Now 19 years old, Abidi remembers his ‘dearest’ creation as having been a miniature robot that followed him everywhere at school. Following a patch that he had attached to his backpack, Abidi recalled how his playground days were filled with “running everywhere with it.”

This robot then became the base for an autonomous car that he entered into a competition sponsored by the University of Waterloo. He was in class 11 way back in 2016 when the competition awarded him second prize for the entry.

After class 12 he took a gap year to complete some of his pending ideas, perusing the many hackathons in New Delhi, and attending competitions. During one such competition Abidi built a wheelchair that can be controlled with the eyes alone. This is the main project that gave birth to the startup PiWare that still has its patent pending and he should have the product ready in a couple of months.

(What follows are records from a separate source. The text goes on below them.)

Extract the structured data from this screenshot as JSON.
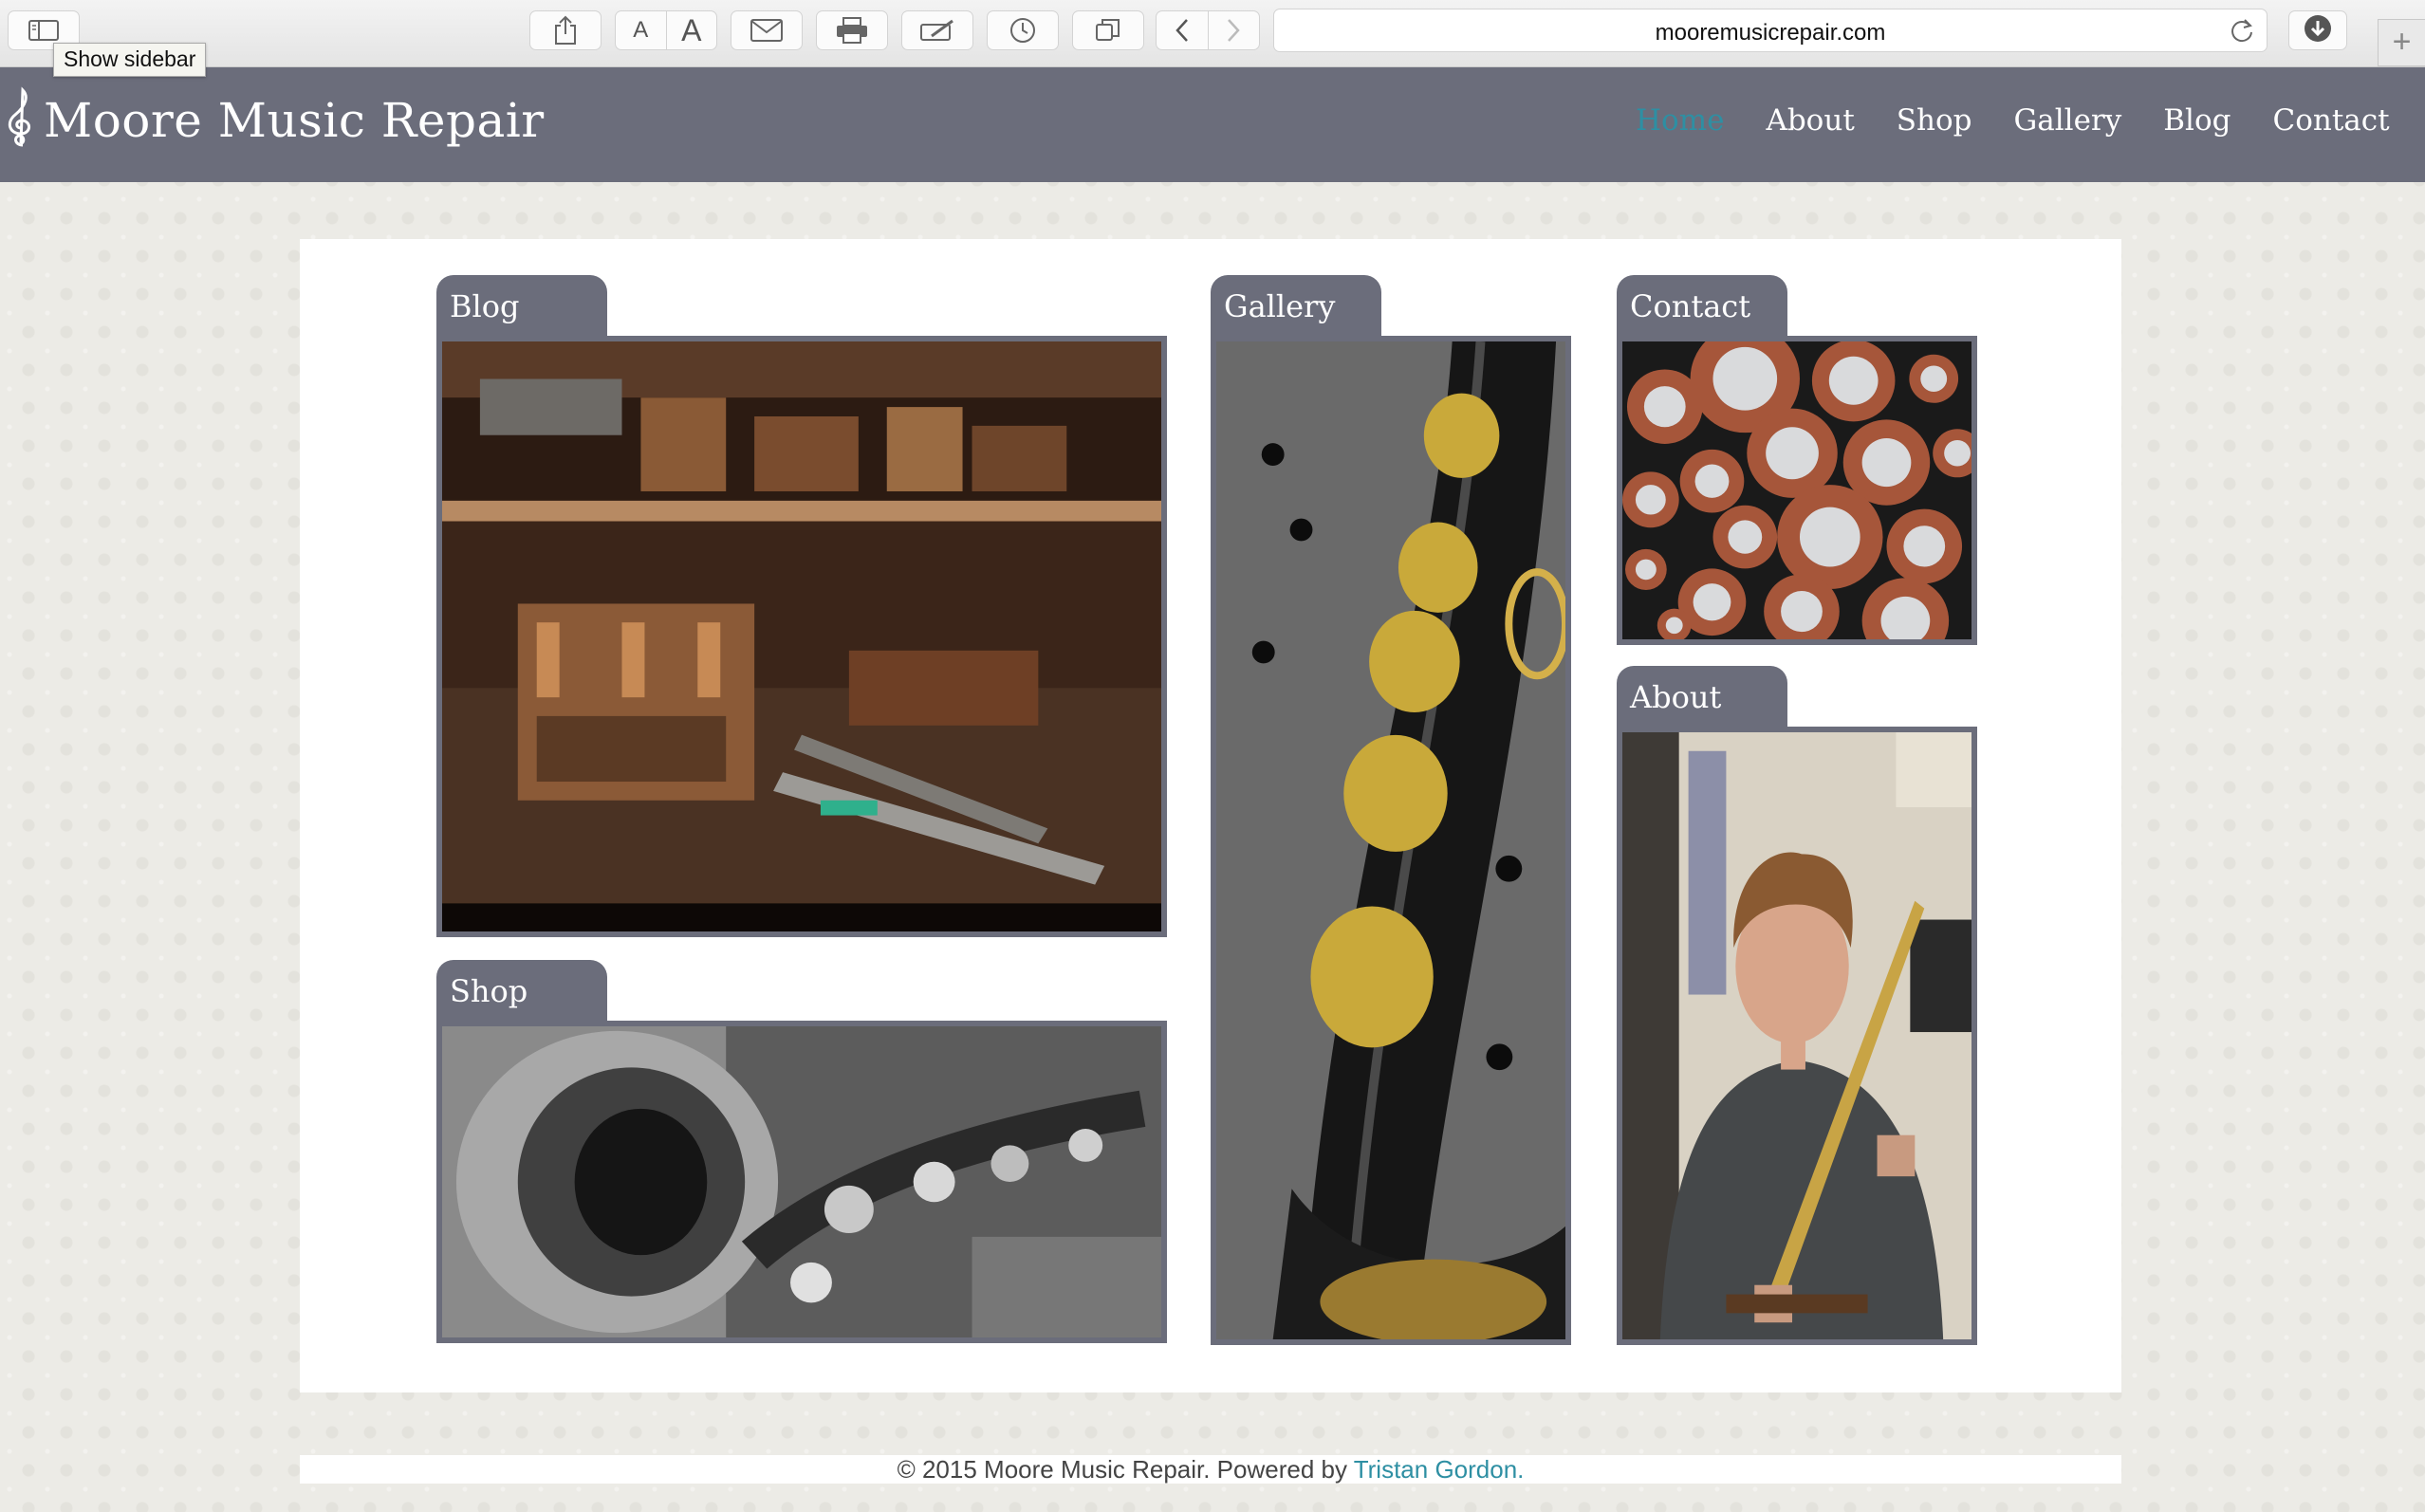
{
  "browser": {
    "url": "mooremusicrepair.com",
    "tooltip": "Show sidebar",
    "font_small_label": "A",
    "font_large_label": "A",
    "new_tab_label": "+"
  },
  "site": {
    "title": "Moore Music Repair",
    "nav": [
      {
        "label": "Home",
        "active": true
      },
      {
        "label": "About",
        "active": false
      },
      {
        "label": "Shop",
        "active": false
      },
      {
        "label": "Gallery",
        "active": false
      },
      {
        "label": "Blog",
        "active": false
      },
      {
        "label": "Contact",
        "active": false
      }
    ],
    "accent_color": "#2e8fa3",
    "header_color": "#6b6d7b"
  },
  "tiles": {
    "blog": {
      "label": "Blog"
    },
    "shop": {
      "label": "Shop"
    },
    "gallery": {
      "label": "Gallery"
    },
    "contact": {
      "label": "Contact"
    },
    "about": {
      "label": "About"
    }
  },
  "footer": {
    "text": "© 2015 Moore Music Repair. Powered by ",
    "link_text": "Tristan Gordon."
  }
}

Another timely invention that will be made under the PiWare name is called Pitbot that detects potholes and fills the crevice with whatever material it may be made of. “All while avoiding pedestrians or cars or anything that comes along the way,” Abidi explained.

Abidi is also working to ensure that PiWare offers other Iot solutions, 3D and 2D printing services as well as a little on cybersecurity measures on the side.

Which is why this month,  Abidi guided a workshop on augmented reality at the Iot Expo India Expo in New Delhi. He conducted a session that showed how to build an AR app on Android from scratch.

Noting the growing hunger in India for this space, Abidi told us of this vertical that“[i]t’s developing and picking up pace rather quickly…People are experimenting with it, seeing how it will fit into their own specific needs.”

“The main problem is the funding.’ Abidi said, adding that “a lot of people don’t really want to invest in a high school student.”  He also believed a lack of resources was holding the field back as the electronics market is still not as competitive. “A lot of the parts I have to get them shipped from the US or China.That has been slowing down work significantly.”

Given his prodigious talent and ingenuity, he might just have to build a robot to do that for him.